The trade restrictions began in March last year when KDB ceased issuing permits for Ugandan dairy products via the KenTrade system, despite a rescinded ban by the Principal Secretary of the State Department for Livestock Development. This abrupt halt in imports led to significant market jitters and impacted the availability of long-life milk products in Kenyan stores.
Despite a joint communique signed on May 17 during President Yoweri Museveni’s visit to Kenya, aimed at strengthening bilateral relations, the trade tensions persist. Brookside Limited’s general manager in Kampala, Benson Mwangi, highlighted the ongoing challenges, revealing that KDB had denied the processor 114 permits. Repeated reminders to the Kenyan dairy regulator have reportedly been ignored, exacerbating the situation.
Uganda relies heavily on Kenya as a primary market for its milk exports, with over 80 percent of its dairy products destined for its neighbor.
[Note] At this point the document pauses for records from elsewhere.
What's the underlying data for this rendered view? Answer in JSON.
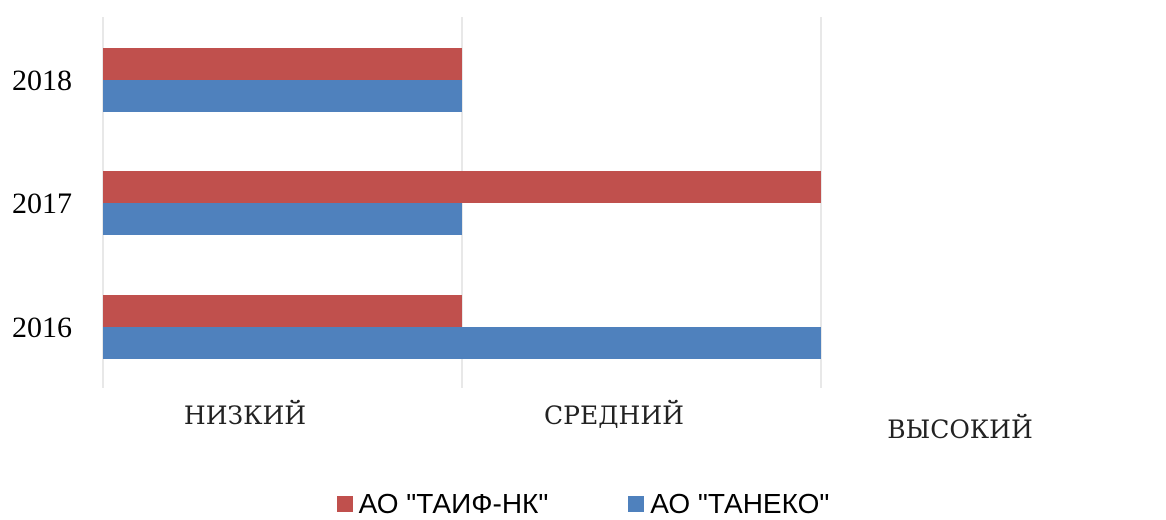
{
  "chart_data": {
    "type": "bar",
    "orientation": "horizontal",
    "categories": [
      "2016",
      "2017",
      "2018"
    ],
    "x_ticks": [
      "НИЗКИЙ",
      "СРЕДНИЙ",
      "ВЫСОКИЙ"
    ],
    "xlim": [
      0,
      2
    ],
    "series": [
      {
        "name": "АО \"ТАИФ-НК\"",
        "color": "#c0504d",
        "values": [
          1,
          2,
          1
        ]
      },
      {
        "name": "АО \"ТАНЕКО\"",
        "color": "#4f81bd",
        "values": [
          2,
          1,
          1
        ]
      }
    ],
    "grid": true,
    "legend_position": "bottom"
  }
}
However, the continued difficulties in accessing the Kenyan market are prompting Uganda to seek alternative markets, particularly in North and West Africa.
Traders in Western Kenya and the North Rift confirm the sporadic availability of Ugandan milk products, underscoring the need for a resolution. The prolonged impasse over the movement of specific dairy brands from Kampala has led to consumer inquiries and dissatisfaction. Business owners, who previously stocked mainly long-life milk from Uganda, now struggle to meet customer demand, impacting their business operations.
The dairy trade dispute between Kenya and Uganda underscores the complex dynamics of regional trade and the importance of transparent regulatory practices. As the situation evolves, stakeholders hope for a swift resolution that will restore normalcy to the dairy trade, benefiting both producers and consumers. The call for the KDB to review and address the current issues is growing louder, with the aim of ensuring fair market access and a diverse range of dairy products for Kenyan consumers.